Despite a long history of official religious persecution against Copts, most Egyptian Muslims are tolerant and accepting of their Christian neighbors, at least on a personal level.
Morsi tried to emphasize his own personal tolerance, but while he made some scattered overtures to the Coptic Christian community, he also made it clear that he was going to be a Muslim president who would lead Egypt on an Islamic path.
The traditional Islamic law that Morsi and his Muslim brothers ostensibly look to is somewhat schizophrenic when it comes to religious tolerance. On the one hand, Islam is the only Abrahamic religion that explicitly prohibits forced conversions and outright victimization of other faiths. However, traditional Islamic law generally demands that non-Muslims pay an extra tax, and prohibits them from prosthelytizing, joining the army, or having meaningful leadership roles outside their communities.
These days Christians are still subject to numerous restrictions in Egypt, but the tax and military ban have been gone for over a century. Most Christians in Egypt feared that Morsi would use his power to reinstate and expand these edicts and solidify their status as second-class citizens.
Whatever Morsi's broader plans, his administration was striking for its inability to get anything done, good or bad. But for Christians, the security forces here are not necessarily reliable partners either.
The old military regimes often cracked down on the church leadership and rank and file for a variety of reasons. In the last two decades, as inter-religious strife grew, the regime was often unwilling to protect Christian communities at the risk of seeming un-Islamic. Immediately after the last dictator, Hosni Mubarak, fell, the military took direct control of Egypt. During this time the military committed a number of atrocities against Muslims and Christians, including a particular heinous massacre in October 2011 when uniformed military personnel killed 28 Christians who were peacefully demonstrating against discrimination.
This massacre underlined that while the Egyptian military has no ideological problem with Christians, they will not tolerate any activism from their community.

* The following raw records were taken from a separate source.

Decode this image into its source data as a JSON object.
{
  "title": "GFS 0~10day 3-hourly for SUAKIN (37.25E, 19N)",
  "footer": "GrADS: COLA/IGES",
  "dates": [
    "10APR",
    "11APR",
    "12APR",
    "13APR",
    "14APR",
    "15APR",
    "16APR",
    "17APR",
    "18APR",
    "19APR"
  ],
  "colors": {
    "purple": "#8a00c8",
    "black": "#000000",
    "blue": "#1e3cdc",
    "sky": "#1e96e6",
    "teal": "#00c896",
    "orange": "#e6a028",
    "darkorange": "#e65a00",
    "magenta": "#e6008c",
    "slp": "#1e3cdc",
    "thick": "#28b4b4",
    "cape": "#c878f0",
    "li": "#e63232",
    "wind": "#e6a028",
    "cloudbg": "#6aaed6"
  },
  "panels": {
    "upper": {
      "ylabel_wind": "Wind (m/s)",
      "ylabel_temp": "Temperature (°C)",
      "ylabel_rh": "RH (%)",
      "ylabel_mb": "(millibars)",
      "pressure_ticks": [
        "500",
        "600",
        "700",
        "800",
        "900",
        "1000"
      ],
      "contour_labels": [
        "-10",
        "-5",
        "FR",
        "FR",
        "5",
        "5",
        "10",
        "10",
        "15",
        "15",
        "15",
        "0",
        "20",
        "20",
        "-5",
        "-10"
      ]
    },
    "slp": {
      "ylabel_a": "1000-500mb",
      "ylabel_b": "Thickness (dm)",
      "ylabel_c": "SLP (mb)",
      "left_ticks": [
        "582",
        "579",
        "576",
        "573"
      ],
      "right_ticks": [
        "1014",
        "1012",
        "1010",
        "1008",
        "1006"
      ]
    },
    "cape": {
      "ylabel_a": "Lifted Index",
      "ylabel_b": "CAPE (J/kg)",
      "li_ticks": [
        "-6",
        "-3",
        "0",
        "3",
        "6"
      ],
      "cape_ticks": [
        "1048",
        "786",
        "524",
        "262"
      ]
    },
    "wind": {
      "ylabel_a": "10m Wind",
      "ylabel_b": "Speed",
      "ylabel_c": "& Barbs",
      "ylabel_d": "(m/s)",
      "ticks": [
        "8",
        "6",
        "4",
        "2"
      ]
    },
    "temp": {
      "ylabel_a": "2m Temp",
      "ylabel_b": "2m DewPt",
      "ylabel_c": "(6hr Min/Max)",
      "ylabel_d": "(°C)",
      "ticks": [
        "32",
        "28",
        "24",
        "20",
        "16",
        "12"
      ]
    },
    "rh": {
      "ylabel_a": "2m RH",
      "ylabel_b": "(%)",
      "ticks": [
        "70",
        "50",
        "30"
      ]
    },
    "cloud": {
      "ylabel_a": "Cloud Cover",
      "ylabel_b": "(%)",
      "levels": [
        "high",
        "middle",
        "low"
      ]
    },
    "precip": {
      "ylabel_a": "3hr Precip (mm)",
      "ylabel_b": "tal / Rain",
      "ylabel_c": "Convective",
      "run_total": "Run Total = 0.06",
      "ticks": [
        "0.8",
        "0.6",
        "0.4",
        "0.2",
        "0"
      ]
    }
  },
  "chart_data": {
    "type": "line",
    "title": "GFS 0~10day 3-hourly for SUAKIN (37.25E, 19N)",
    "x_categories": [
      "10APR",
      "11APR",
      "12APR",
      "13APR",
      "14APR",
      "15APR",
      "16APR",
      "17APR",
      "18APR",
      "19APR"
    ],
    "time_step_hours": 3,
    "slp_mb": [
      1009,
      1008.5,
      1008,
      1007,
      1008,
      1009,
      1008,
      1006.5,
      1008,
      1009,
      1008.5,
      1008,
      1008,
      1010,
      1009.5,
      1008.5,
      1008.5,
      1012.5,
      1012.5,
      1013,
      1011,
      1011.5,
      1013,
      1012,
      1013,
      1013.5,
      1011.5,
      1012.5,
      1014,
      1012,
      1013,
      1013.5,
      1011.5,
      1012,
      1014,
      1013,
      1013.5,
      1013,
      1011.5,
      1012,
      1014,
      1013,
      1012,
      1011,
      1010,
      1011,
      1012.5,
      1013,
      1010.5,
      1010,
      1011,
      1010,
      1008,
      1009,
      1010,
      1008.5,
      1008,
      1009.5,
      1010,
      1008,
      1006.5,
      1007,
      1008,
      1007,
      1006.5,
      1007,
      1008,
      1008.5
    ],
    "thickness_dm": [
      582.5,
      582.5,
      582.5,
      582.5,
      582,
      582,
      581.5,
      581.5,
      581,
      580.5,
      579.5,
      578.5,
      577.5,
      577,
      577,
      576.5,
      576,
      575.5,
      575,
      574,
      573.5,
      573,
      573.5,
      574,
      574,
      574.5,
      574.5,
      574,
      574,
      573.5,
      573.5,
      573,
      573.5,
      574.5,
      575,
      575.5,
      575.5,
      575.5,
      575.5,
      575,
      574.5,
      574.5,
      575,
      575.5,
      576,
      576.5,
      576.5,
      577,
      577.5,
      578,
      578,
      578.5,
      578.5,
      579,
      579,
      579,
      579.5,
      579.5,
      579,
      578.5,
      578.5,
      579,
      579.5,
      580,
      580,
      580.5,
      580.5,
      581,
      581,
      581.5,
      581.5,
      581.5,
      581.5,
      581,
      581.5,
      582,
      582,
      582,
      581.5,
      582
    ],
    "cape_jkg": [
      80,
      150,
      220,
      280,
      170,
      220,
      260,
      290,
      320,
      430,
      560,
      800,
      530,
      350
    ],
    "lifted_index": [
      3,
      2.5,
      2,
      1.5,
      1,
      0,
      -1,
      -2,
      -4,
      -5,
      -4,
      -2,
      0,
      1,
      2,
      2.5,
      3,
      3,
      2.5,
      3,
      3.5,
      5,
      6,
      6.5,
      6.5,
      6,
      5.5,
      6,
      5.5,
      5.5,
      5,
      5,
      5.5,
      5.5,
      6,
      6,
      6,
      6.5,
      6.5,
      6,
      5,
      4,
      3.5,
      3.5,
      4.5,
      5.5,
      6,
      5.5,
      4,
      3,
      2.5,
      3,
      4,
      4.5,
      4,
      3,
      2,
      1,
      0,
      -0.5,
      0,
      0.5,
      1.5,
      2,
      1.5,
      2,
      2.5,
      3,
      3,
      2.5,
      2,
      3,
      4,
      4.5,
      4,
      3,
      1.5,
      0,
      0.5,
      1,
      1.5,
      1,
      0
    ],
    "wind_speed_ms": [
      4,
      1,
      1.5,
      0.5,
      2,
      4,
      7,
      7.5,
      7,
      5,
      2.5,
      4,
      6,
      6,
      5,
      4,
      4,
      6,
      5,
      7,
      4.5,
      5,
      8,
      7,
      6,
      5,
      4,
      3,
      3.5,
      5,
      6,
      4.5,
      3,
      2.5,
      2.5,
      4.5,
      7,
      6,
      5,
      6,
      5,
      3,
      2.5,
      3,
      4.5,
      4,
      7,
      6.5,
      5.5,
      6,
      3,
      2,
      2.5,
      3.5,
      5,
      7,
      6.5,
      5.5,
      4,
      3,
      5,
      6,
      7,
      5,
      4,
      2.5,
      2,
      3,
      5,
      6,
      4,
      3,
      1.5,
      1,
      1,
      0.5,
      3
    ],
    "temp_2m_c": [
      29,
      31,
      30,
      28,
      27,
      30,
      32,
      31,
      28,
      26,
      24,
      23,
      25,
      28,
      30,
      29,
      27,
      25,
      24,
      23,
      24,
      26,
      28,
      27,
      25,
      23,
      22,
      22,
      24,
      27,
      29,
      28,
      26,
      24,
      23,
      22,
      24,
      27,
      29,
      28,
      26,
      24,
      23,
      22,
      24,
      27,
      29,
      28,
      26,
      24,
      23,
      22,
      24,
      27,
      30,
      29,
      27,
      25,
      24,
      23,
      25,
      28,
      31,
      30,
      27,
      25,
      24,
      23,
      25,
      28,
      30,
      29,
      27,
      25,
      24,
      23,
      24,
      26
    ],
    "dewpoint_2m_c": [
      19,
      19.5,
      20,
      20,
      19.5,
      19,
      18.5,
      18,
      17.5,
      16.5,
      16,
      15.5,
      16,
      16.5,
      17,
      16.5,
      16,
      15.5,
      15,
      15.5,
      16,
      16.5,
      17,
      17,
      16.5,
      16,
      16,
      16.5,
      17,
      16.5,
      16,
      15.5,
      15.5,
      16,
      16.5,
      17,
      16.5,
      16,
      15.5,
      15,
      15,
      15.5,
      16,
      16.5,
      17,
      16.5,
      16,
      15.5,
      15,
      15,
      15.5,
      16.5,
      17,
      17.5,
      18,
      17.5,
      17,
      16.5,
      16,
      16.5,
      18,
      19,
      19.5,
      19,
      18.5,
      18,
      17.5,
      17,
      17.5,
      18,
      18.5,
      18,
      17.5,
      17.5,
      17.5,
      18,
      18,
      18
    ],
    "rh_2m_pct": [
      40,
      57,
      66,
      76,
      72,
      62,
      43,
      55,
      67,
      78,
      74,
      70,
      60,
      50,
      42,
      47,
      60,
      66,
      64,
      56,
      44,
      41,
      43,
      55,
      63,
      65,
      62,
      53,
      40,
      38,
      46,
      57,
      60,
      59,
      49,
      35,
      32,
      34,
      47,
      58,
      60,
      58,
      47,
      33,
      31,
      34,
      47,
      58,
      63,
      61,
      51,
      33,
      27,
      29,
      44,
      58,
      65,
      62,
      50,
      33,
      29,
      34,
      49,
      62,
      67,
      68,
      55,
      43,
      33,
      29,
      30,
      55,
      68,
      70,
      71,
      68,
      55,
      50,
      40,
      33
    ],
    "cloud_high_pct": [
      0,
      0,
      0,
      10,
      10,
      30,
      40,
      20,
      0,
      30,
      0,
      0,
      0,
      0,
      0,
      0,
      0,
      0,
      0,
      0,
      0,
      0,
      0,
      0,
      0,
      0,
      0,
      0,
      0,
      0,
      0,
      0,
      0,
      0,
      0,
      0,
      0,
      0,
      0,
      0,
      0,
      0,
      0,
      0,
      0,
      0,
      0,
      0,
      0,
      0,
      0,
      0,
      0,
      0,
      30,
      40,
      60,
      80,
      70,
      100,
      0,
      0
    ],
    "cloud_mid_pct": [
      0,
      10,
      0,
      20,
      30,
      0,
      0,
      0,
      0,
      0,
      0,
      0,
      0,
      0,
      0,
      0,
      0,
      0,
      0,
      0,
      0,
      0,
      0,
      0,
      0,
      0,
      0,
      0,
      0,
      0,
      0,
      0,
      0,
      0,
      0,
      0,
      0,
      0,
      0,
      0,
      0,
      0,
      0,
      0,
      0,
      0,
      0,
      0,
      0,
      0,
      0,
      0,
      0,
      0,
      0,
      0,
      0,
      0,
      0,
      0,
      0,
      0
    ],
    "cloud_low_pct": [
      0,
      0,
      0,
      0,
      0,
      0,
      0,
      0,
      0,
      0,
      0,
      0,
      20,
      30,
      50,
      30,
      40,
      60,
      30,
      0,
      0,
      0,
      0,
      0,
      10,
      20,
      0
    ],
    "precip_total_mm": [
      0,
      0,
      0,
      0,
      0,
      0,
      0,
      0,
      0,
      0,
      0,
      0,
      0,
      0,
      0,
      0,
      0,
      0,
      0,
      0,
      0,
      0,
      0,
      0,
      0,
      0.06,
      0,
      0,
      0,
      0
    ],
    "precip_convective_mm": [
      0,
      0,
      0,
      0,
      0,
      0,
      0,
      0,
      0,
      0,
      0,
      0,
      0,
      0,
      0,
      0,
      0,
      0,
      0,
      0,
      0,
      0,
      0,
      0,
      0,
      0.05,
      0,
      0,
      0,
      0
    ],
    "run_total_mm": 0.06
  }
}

Even after Morsi took control, it was the anti-Islamist police, rather than Muslim Brotherhood goons, who seemed to be behind the worst anti-Christian atrocities. But such was the Christian community's fear of Morsi, that the military was able to count on them for almost universal support.
While the military has a history of indifference or even hostility toward Christians, Islamists are increasingly portraying the coup as a Christian plot. Islamist protesters have been chanting "down with the rule of the pope" and there have been numerous attacks on Christians over the last couple weeks, apparently in retaliation for the coup, including a brutal beheading of a Christian man in northern Sinai that was quickly broadcast across the internet earlier this month.
While Christians certainly have stuck their necks out as a community to support the coup, it is unlikely that the military will repay this in kind.
Jake Lippincott earned a degree in Middle Eastern Studies at Hampshire College. He worked in Tunis during the popular uprising there, and is now based in Cairo.